Mike Parker has found a family in Christ.
Coming through the double doors at the Bridge church for the first time on a Sunday morning. Mike Parker was nervous. 'It felt like walking onto a stage. But everyone was smiling, they were wearing normal clothes and I felt a warm welcome. People came up and talked to me. It just felt really good.'
All his life Mike Parker has lost people who were precious to him. ‘If there’s a single word that summed up my life, it’s “forsaken”’.
On his eighteenth birthday, he became father to twins. One of them passed at birth and the other he lost at the age of five.
He went to a priest to ask why is this happening, who replied that all he could offer was a prayer. Mike wanted answers, so he walked away and told him he’d not be seen again.
A downward spiral of being out of control with a mental health condition and addiction to drugs and alcohol got him shot once and stabbed on three occasions. A relationship breakdown in 2015 led to him becoming homeless and sleeping on the streets, in and out of hostels for a couple of years.
‘I was horrible. I didn’t care who I hurt, what I stole or what happened.’
At the same time, he felt completely isolated, convinced that he was the only one who felt like this. He once boarded himself into his flat, went into the kitchen and took all his meds at once – three months worth of sleeping tablets. A neighbour, concerned about something he’d said the night before, jumped over the fence and caught him just in time.
He hated God and blamed him for everything.
And then last year someone really, really close passed away. ‘She was kind of my first love, and it was devastating.’

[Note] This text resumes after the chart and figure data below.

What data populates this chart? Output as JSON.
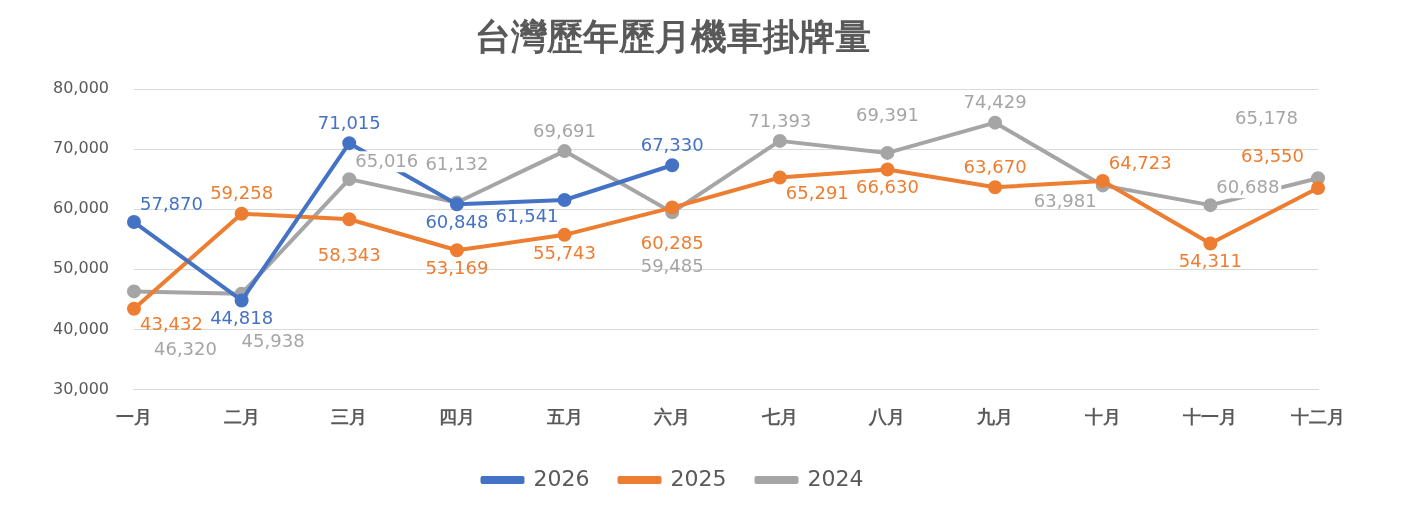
{
  "chart_data": {
    "type": "line",
    "title": "台灣歷年歷月機車掛牌量",
    "categories": [
      "一月",
      "二月",
      "三月",
      "四月",
      "五月",
      "六月",
      "七月",
      "八月",
      "九月",
      "十月",
      "十一月",
      "十二月"
    ],
    "series": [
      {
        "name": "2026",
        "color": "#4472c4",
        "values": [
          57870,
          44818,
          71015,
          60848,
          61541,
          67330,
          null,
          null,
          null,
          null,
          null,
          null
        ],
        "value_labels": [
          "57,870",
          "44,818",
          "71,015",
          "60,848",
          "61,541",
          "67,330",
          null,
          null,
          null,
          null,
          null,
          null
        ]
      },
      {
        "name": "2025",
        "color": "#ed7d31",
        "values": [
          43432,
          59258,
          58343,
          53169,
          55743,
          60285,
          65291,
          66630,
          63670,
          64723,
          54311,
          63550
        ],
        "value_labels": [
          "43,432",
          "59,258",
          "58,343",
          "53,169",
          "55,743",
          "60,285",
          "65,291",
          "66,630",
          "63,670",
          "64,723",
          "54,311",
          "63,550"
        ]
      },
      {
        "name": "2024",
        "color": "#a5a5a5",
        "values": [
          46320,
          45938,
          65016,
          61132,
          69691,
          59485,
          71393,
          69391,
          74429,
          63981,
          60688,
          65178
        ],
        "value_labels": [
          "46,320",
          "45,938",
          "65,016",
          "61,132",
          "69,691",
          "59,485",
          "71,393",
          "69,391",
          "74,429",
          "63,981",
          "60,688",
          "65,178"
        ]
      }
    ],
    "ylim": [
      30000,
      80000
    ],
    "yticks": [
      {
        "value": 30000,
        "label": "30,000"
      },
      {
        "value": 40000,
        "label": "40,000"
      },
      {
        "value": 50000,
        "label": "50,000"
      },
      {
        "value": 60000,
        "label": "60,000"
      },
      {
        "value": 70000,
        "label": "70,000"
      },
      {
        "value": 80000,
        "label": "80,000"
      }
    ],
    "grid": "y",
    "legend": "bottom",
    "marker": "circle",
    "line_style": "solid"
  }
}
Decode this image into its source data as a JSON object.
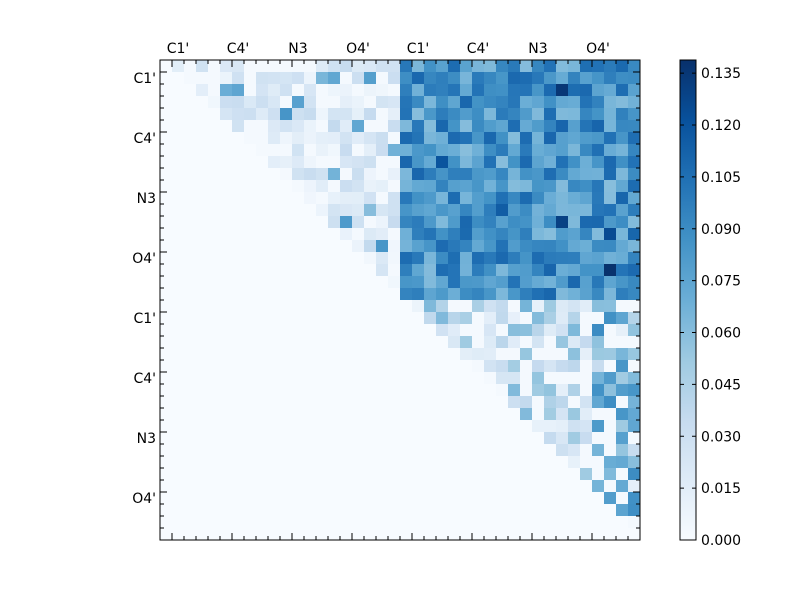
{
  "chart_data": {
    "type": "heatmap",
    "title": "",
    "xlabel": "",
    "ylabel": "",
    "grid": false,
    "n": 40,
    "colormap": "Blues",
    "x_tick_labels": [
      "C1'",
      "C4'",
      "N3",
      "O4'",
      "C1'",
      "C4'",
      "N3",
      "O4'"
    ],
    "y_tick_labels": [
      "C1'",
      "C4'",
      "N3",
      "O4'",
      "C1'",
      "C4'",
      "N3",
      "O4'"
    ],
    "tick_label_indices": [
      1,
      6,
      11,
      16,
      21,
      26,
      31,
      36
    ],
    "colorbar": {
      "range": [
        0.0,
        0.1388
      ],
      "tick_values": [
        0.0,
        0.015,
        0.03,
        0.045,
        0.06,
        0.075,
        0.09,
        0.105,
        0.12,
        0.135
      ],
      "tick_labels": [
        "0.000",
        "0.015",
        "0.030",
        "0.045",
        "0.060",
        "0.075",
        "0.090",
        "0.105",
        "0.120",
        "0.135"
      ]
    },
    "block_means": {
      "intra_block_A": 0.02,
      "inter_block_AB": 0.085,
      "intra_block_B": 0.035
    },
    "notable_cells": [
      {
        "row": 2,
        "col": 33,
        "value": 0.135
      },
      {
        "row": 13,
        "col": 33,
        "value": 0.13
      },
      {
        "row": 17,
        "col": 37,
        "value": 0.138
      },
      {
        "row": 14,
        "col": 37,
        "value": 0.125
      },
      {
        "row": 8,
        "col": 23,
        "value": 0.12
      },
      {
        "row": 12,
        "col": 28,
        "value": 0.115
      }
    ]
  }
}
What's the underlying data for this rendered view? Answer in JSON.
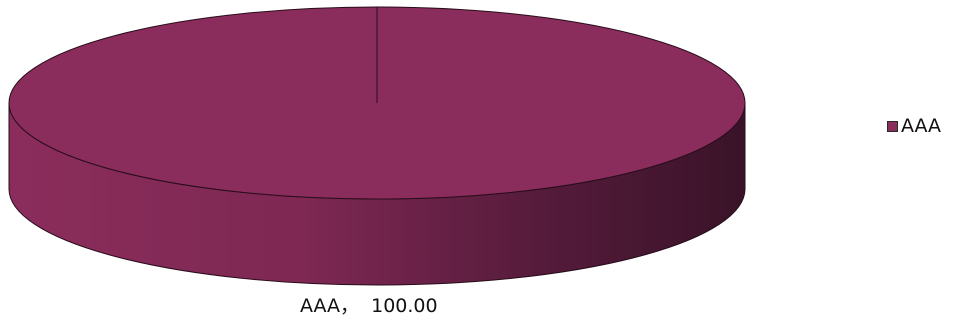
{
  "chart_data": {
    "type": "pie",
    "style": "3d",
    "categories": [
      "AAA"
    ],
    "values": [
      100.0
    ],
    "colors": [
      "#8b2d5c"
    ],
    "title": "",
    "legend": {
      "position": "right",
      "entries": [
        "AAA"
      ]
    },
    "data_labels": [
      "AAA，  100.00"
    ]
  }
}
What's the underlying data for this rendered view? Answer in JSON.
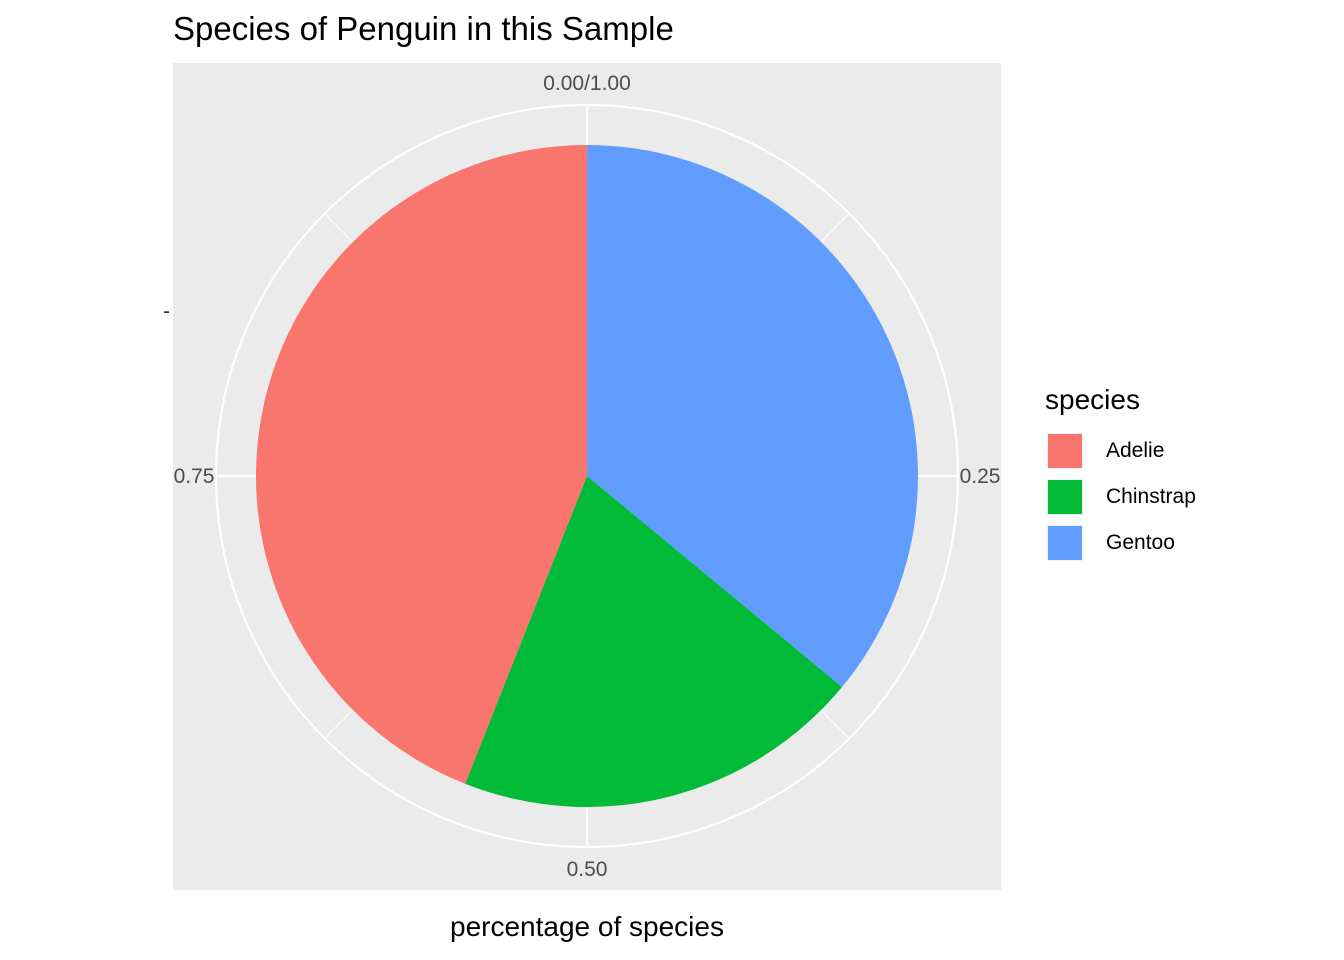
{
  "chart_data": {
    "type": "pie",
    "title": "Species of Penguin in this Sample",
    "xlabel": "percentage of species",
    "ylabel": "",
    "ytick_label": "-",
    "theta_ticks": [
      {
        "value": 0.0,
        "label": "0.00/1.00"
      },
      {
        "value": 0.25,
        "label": "0.25"
      },
      {
        "value": 0.5,
        "label": "0.50"
      },
      {
        "value": 0.75,
        "label": "0.75"
      }
    ],
    "legend": {
      "title": "species",
      "position": "right"
    },
    "slices": [
      {
        "name": "Adelie",
        "value": 0.44,
        "color": "#F8766D"
      },
      {
        "name": "Chinstrap",
        "value": 0.2,
        "color": "#00BA38"
      },
      {
        "name": "Gentoo",
        "value": 0.36,
        "color": "#619CFF"
      }
    ],
    "slice_order_clockwise_from_top": [
      "Gentoo",
      "Chinstrap",
      "Adelie"
    ],
    "panel_background": "#EBEBEB",
    "grid_color": "#FFFFFF"
  }
}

His daughter tried to comfort him, saying that he shouldn’t worry because they’d meet again in heaven. Rather than accept the words with the kindness intended, he replied that he was not likely going to heaven, he was bound for hell.
She’d been going to Sunday school at the Bridge Church with her mother, and begged him to come along too.
When he eventually made it, he was overwhelmed by the welcome. ‘I’d known the pastor, Jason, for a while and when he saw me his face completely lit up.’
All of a sudden Mike wanted to know more and more, attending the weekday Soup and Scrolls group, led by LCM Missionary Martin Street, and reading story after story in the Bible.
One day someone in the group said that with God in your life, you are never alone. ‘It really struck me,’ he says. ‘At that point, I got emotional and upset.
‘But I had a feeling, it was like someone had gently put a reassuring hand on my back. And what that sensation was saying to me was, “It’s ok.” It was then that I knew for sure that faith in Jesus was for real.’
‘The church is always there for me. They’re not just friends, they’re brothers and sisters, I’ve gained a father as well and a brother in Jesus. It’s like being born again, literally like being born again.
‘Because of my condition, I’ve got the attention span of a gnat and I get really affected by things. But LCM Missionary Martin Street gives me portions of the Psalms, and they really help.
‘I got really down this weekend: things looked like they were falling apart. I phoned Martin and he was at my door in a flash. I thought it was the end of the world, but then we sat together, talked it through and he read a Psalm.
‘And we prayed and then I came to church.
I got my daughter and we came to church. ‘Before you can love yourself, you need to love God and know his love, and then you can love others too. And I know that when Jesus returns, I will be reunited with people I’ve lost: children, family, and friends. Jesus is the most loving, forgiving person I’ve ever met.